A: Well, yeah, he was a complicated person, capable of the deepest kind of spiritual understanding and feeling. But there was a devoutness to him. He felt this idea of God was so important, this idea of God was so endlessly fascinating ... it was the favorite thing for us to talk about. We talked about it endlessly. It was so important, that it had to be true. In other words, you couldn't satisfy yourself with a God who would just be a Valium for your fears, because that would be dishonorable. The God who just makes you less afraid of the dark is just a crutch.

So the idea is, use everything you have to search for God. But be very careful that you don't lie to yourself, because that's just spiritual narcissism. He was saying, "Be so rigorous, and so careful, and so clear-seeing that what we find will really be precious, because it will be the result of our most skeptical and rigorous searching."

For him, accepting the god of Spinoza, the god of Einstein, the sum total of the physical laws of the universe ... who could argue with that? Because nature does have physical laws that are knowable. But the intervening God who wants to punish, who wants to torture, who wants to wreak vengeance on the human beings that he's allegedly responsible for creating ... that concept was just untenable for Carl. And that's related in a very interesting way to the notion of extraterrestrials.

Q: That was the next question on my mind, because the book devotes a lot of attention to extraterrestrial intelligence, the idea of life elsewhere in the universe.

A: Because Carl thought it was part of the same question. Though he was interested in searching in that way, and it was a lifelong passion of his, to his credit, he would not allow himself to just accept the answer that he wanted. It had to be true. So, much to my sadness, he died without ever feeling that he found any credible evidence for the existence of extraterrestrial life. He knew the question was very much open, but he was very assiduous and circumspect in making sure that he didn't allow himself to believe something that he wanted to believe.

Q: Is there a sense that finding life elsewhere in the universe could act as a sort of "ground truth" for the way that the universe works? Some people might argue that you can start to triangulate, to get more than one perspective on those cosmic questions. Maybe that's why this question of extraterrestrial intelligence was so important to Carl.

A: Yes, because we live surrounded by mystery. We know so little. We're so ignorant. We've only been at the systematic inspection of nature for a mere 400 years. So of course we know very little. And that comes right back to the God question.

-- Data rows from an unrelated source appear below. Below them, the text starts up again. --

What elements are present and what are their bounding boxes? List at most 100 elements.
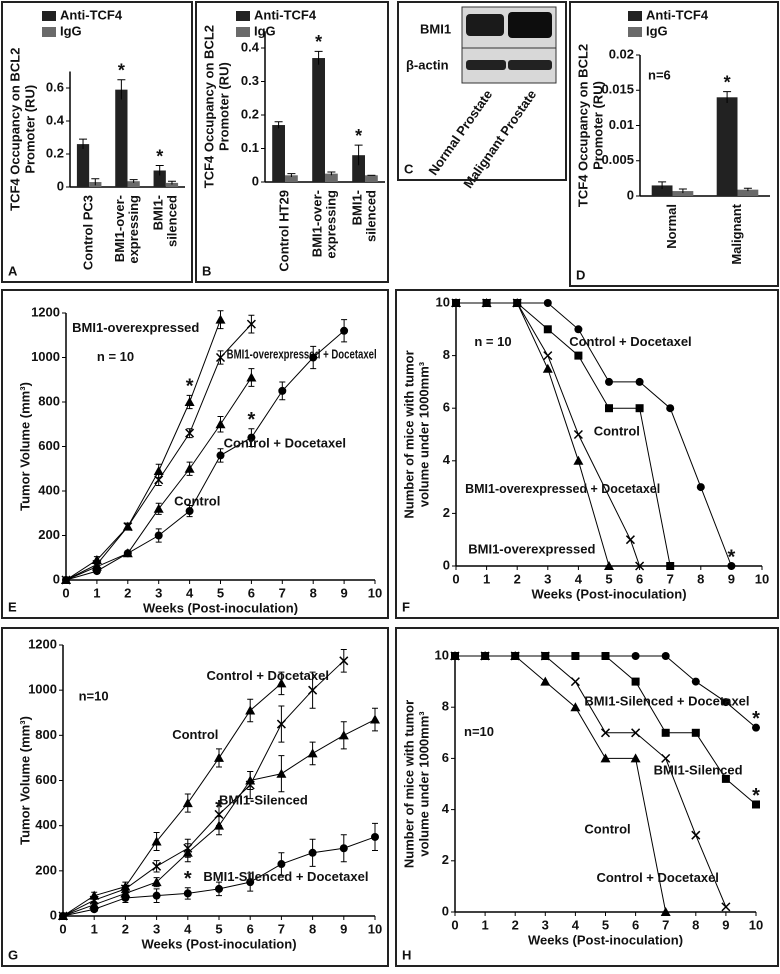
bar [127, 181, 140, 187]
marker [307, 748, 318, 758]
marker [696, 483, 705, 492]
x-tick-label: 0 [452, 571, 459, 586]
significance: * [724, 72, 731, 92]
x-tick-label: 4 [186, 585, 194, 600]
x-tick-label: 1 [93, 585, 100, 600]
marker [308, 685, 318, 695]
y-tick-label: 200 [35, 862, 57, 877]
significance: * [215, 797, 223, 819]
x-tick-label: silenced [363, 190, 378, 242]
series-label: BMI1-Silenced + Docetaxel [203, 869, 368, 884]
y-axis-label: Number of mice with tumor [401, 350, 416, 518]
marker [276, 719, 286, 729]
marker [481, 652, 490, 660]
error-bar [79, 138, 88, 150]
x-tick-label: silenced [164, 195, 179, 247]
legend-swatch [236, 11, 250, 21]
error-bar [91, 178, 100, 186]
marker [752, 800, 760, 809]
significance: * [355, 126, 362, 146]
series-line [455, 655, 757, 729]
marker [90, 905, 99, 914]
y-tick-label: 10 [435, 647, 449, 662]
marker [276, 678, 287, 688]
x-tick-label: 5 [602, 917, 609, 932]
marker [182, 798, 193, 808]
marker [182, 847, 193, 857]
y-axis-label: Tumor Volume (mm³) [17, 382, 32, 511]
x-axis-label: Weeks (Post-inoculation) [141, 936, 296, 951]
x-axis-label: Weeks (Post-inoculation) [528, 932, 683, 947]
panel-frame [395, 289, 779, 619]
y-tick-label: 1200 [28, 636, 57, 651]
marker [246, 319, 256, 329]
marker [153, 503, 164, 513]
significance: * [248, 409, 256, 431]
marker [339, 656, 349, 666]
marker [151, 877, 162, 887]
x-tick-label: 0 [451, 917, 458, 932]
x-tick-label: 9 [340, 921, 347, 936]
panel-frame [569, 1, 779, 287]
series-line [455, 655, 757, 805]
marker [625, 535, 635, 545]
annotation: n=6 [648, 67, 671, 82]
series-line [456, 302, 732, 567]
series-line [65, 330, 345, 581]
panel-frame [1, 1, 193, 283]
series-label: BMI1-overexpressed [468, 542, 595, 557]
marker [542, 363, 553, 373]
y-axis-label: Promoter (RU) [590, 81, 605, 170]
marker [660, 907, 671, 916]
x-tick-label: 4 [575, 571, 583, 586]
error-bar [678, 188, 687, 194]
marker [62, 576, 70, 584]
marker [451, 652, 459, 660]
error-bar [723, 91, 732, 103]
marker [216, 451, 225, 460]
x-tick-label: BMI1-over- [309, 190, 324, 257]
legend-label: Anti-TCF4 [646, 7, 709, 22]
marker [245, 775, 256, 785]
x-tick-label: 9 [722, 917, 729, 932]
marker [152, 861, 162, 871]
bar [365, 175, 378, 182]
marker [573, 455, 584, 465]
legend-label: Anti-TCF4 [254, 7, 317, 22]
x-tick-label: 5 [605, 571, 612, 586]
marker [511, 652, 520, 660]
y-axis-label: volume under 1000mm³ [416, 361, 431, 507]
x-tick-label: 0 [59, 921, 66, 936]
blot-panel: BMI1 β-actin Normal Prostate Malignant P… [397, 1, 567, 191]
marker [605, 377, 613, 386]
x-tick-label: 4 [184, 921, 192, 936]
panel-label: H [402, 947, 411, 962]
y-tick-label: 2 [443, 505, 450, 520]
marker [184, 463, 195, 473]
series-label: Control + Docetaxel [569, 334, 691, 349]
y-tick-label: 0.3 [241, 73, 259, 88]
x-tick-label: 7 [662, 917, 669, 932]
y-tick-label: 2 [442, 852, 449, 867]
x-tick-label: 1 [483, 571, 490, 586]
x-tick-label: 8 [692, 917, 699, 932]
series-label: BMI1-overexpressed + Docetaxel [465, 481, 660, 496]
annotation: n=10 [464, 724, 494, 739]
significance: * [118, 61, 125, 81]
marker [661, 728, 670, 737]
bar [165, 182, 179, 187]
bar [272, 125, 285, 182]
x-tick-label: BMI1- [150, 195, 165, 230]
panel-frame [395, 627, 779, 967]
marker [482, 299, 491, 307]
marker [339, 844, 348, 853]
panel-label: B [202, 263, 211, 278]
marker [600, 753, 611, 763]
marker [370, 714, 380, 724]
marker [574, 351, 583, 360]
y-axis-label: Promoter (RU) [22, 85, 37, 174]
annotation: n=10 [79, 688, 109, 703]
x-axis-label: Weeks (Post-inoculation) [143, 600, 298, 615]
marker [631, 652, 640, 660]
marker [185, 507, 194, 516]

If most of the universe is completely unknown to us, then how can we presume to know the nature of how it came to be, and whether or not there was any kind of intelligence guiding creation? We don't see any evidence for that. And our desire to believe it is pretty much a transparent projection of the fact that we are mammals, and we have a long childhood, and as humans we are very dependent on our parents. That parental model of existence is really hard not to project on everything else. But who knows?

Since so much of the little science we know has turned out to be counterintuitive, it's crazy for us to presume, let alone kill another person because we think we know the answer.